Cette phrase la toucha au cœur.
« Oui, Cassandra, une guerre menace l'orkanie ! Votre sympathique petite Fila va être envahie. Ce bureau sera mis à sac par des soldats. Vous n'aviez qu'à faire comme moi : voyager. Aucune demeure n'est sûre. Même au fond de votre caverne, le serpent continuera de vous poursuivre. Il se faufile dans les moindres fissures du sol. Alors, maintenant, donnez-moi cette main ! Si nous parvenons à donner vie à ce corps reconstruit à partir de ses morceaux, qui sait ce que nous pourrons faire pour sauver l'orkanie ? Nous mettrons sur pied une armée d'immortels. Les balles ne feront qu'endommager leur chair, sans jamais atteindre leur vie, car cette vie sera l'atman lui-même ! Ah, les piètres golems du roi Zor ! Nous ferons mille fois mieux que cela !
— Je ne peux pas. »
Il essuya ses mains sur son tablier. Tout à coup, ils furent sur le perron. Adrian, costumé comme à son habitude, avait en main sa valisette de cuir. Dans son regard se mêlaient la déception et la fierté.

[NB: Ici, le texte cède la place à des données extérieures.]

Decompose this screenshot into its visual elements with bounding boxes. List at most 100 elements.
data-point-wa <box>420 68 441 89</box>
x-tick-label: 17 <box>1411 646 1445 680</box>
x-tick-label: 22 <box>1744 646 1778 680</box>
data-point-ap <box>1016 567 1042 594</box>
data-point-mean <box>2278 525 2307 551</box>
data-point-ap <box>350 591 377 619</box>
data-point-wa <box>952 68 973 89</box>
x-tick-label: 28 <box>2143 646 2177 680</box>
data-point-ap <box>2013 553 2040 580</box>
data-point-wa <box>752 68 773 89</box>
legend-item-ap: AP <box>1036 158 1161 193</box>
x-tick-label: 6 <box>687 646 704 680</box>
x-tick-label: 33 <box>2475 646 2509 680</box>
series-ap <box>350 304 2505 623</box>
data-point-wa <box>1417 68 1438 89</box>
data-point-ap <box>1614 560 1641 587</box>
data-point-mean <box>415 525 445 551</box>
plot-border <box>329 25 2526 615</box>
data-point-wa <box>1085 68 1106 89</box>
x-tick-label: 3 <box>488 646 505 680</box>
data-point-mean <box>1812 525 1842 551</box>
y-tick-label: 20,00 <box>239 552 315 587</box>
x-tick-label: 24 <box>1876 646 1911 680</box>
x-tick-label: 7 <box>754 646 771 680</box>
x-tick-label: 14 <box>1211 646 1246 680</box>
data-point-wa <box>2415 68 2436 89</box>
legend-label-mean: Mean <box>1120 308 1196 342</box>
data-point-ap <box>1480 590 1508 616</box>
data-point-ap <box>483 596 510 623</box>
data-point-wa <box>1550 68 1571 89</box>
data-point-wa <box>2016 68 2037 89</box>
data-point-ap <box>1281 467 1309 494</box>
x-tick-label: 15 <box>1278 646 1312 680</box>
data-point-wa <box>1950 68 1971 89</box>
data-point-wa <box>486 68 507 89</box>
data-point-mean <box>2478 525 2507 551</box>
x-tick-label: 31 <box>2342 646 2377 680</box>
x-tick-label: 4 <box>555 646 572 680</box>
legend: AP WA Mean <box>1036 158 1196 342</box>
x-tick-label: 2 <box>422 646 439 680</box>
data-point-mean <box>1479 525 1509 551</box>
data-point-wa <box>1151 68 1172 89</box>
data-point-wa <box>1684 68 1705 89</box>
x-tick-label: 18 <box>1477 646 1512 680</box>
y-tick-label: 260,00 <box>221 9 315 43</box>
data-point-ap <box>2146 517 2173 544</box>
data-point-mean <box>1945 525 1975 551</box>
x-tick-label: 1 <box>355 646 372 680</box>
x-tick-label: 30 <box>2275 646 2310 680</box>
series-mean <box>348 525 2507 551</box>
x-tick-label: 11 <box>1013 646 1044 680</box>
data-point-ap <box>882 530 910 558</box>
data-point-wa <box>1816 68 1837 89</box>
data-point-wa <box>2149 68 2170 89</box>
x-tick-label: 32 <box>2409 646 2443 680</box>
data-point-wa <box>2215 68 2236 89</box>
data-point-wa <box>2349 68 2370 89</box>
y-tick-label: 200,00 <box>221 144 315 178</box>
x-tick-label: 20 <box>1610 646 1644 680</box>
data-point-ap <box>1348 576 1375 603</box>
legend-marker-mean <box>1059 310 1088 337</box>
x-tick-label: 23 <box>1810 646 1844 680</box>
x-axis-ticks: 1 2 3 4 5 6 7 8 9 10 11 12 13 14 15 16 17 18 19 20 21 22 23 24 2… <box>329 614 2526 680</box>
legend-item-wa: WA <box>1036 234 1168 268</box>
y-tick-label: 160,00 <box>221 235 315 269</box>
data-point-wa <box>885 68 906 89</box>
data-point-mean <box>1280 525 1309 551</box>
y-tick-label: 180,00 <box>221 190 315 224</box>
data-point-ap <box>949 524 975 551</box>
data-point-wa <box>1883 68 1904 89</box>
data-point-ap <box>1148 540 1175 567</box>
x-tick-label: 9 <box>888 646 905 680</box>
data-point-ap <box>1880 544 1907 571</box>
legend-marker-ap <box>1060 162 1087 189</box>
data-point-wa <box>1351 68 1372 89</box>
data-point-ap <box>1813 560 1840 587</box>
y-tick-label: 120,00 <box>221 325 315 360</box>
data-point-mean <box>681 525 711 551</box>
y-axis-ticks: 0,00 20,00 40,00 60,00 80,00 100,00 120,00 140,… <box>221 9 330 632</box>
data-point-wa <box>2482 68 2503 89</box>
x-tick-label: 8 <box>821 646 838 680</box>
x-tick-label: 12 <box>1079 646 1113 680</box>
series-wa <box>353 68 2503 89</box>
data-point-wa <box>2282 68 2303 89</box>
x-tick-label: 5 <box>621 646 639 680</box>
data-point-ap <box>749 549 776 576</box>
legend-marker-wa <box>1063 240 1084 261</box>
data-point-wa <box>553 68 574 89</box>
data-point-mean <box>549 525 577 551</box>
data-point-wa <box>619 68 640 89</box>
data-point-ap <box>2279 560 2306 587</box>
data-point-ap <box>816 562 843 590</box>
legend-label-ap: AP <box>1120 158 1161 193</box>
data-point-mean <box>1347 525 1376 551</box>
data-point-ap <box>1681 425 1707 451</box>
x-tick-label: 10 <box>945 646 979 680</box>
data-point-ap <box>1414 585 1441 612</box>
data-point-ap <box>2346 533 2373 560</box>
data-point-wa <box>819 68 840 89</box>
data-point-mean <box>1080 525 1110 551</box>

« Dans ce cas, il ne me reste plus qu'à partir.
— Oui, souffla-t-elle, camouflant sa propre souffrance derrière un masque de dureté.
— Vous reverrai-je, Cassandra ?
— Ce sera à moi de le décider. Ne revenez pas sans vous annoncer. Auriez-vous beau être de la famille, j'accueille mal les gens qui s'invitent à l'improviste.
— B... bien. »
Adrian soupesa sa valise, se couvrit la tête d'un chapeau haut-de-forme, claqua des talons. Il se tourna de trois quarts.
« Vous êtes la plus grande alchimiste de votre temps, mademoiselle Hilbert. Ne l'oubliez pas.
— Je ne vois pas très bien à quoi ça pourrait me servir.
— Moi-même, je ne sais toujours pas. Si vous avez des indices, faites-moi signe. »
Elle sentit sa résolution faiblir, aussi Cassandra lui claqua-t-elle la porte au nez. Elle se laissa tomber contre un mur, le regard humide et vague. Adrian von Zögarn n'était pas le meilleur père, mais elle n'en avait pas d'autre. Il était venu tard, mais il avait changé sa vie. Maintenant qu'elle le rejetait, il ne reviendrait pas. Trois ans d'alchimie, le diplôme de docteur décerné par l'université de Fila, ce prétendu titre de spécialiste de l'histoire des sciences, tel était son héritage.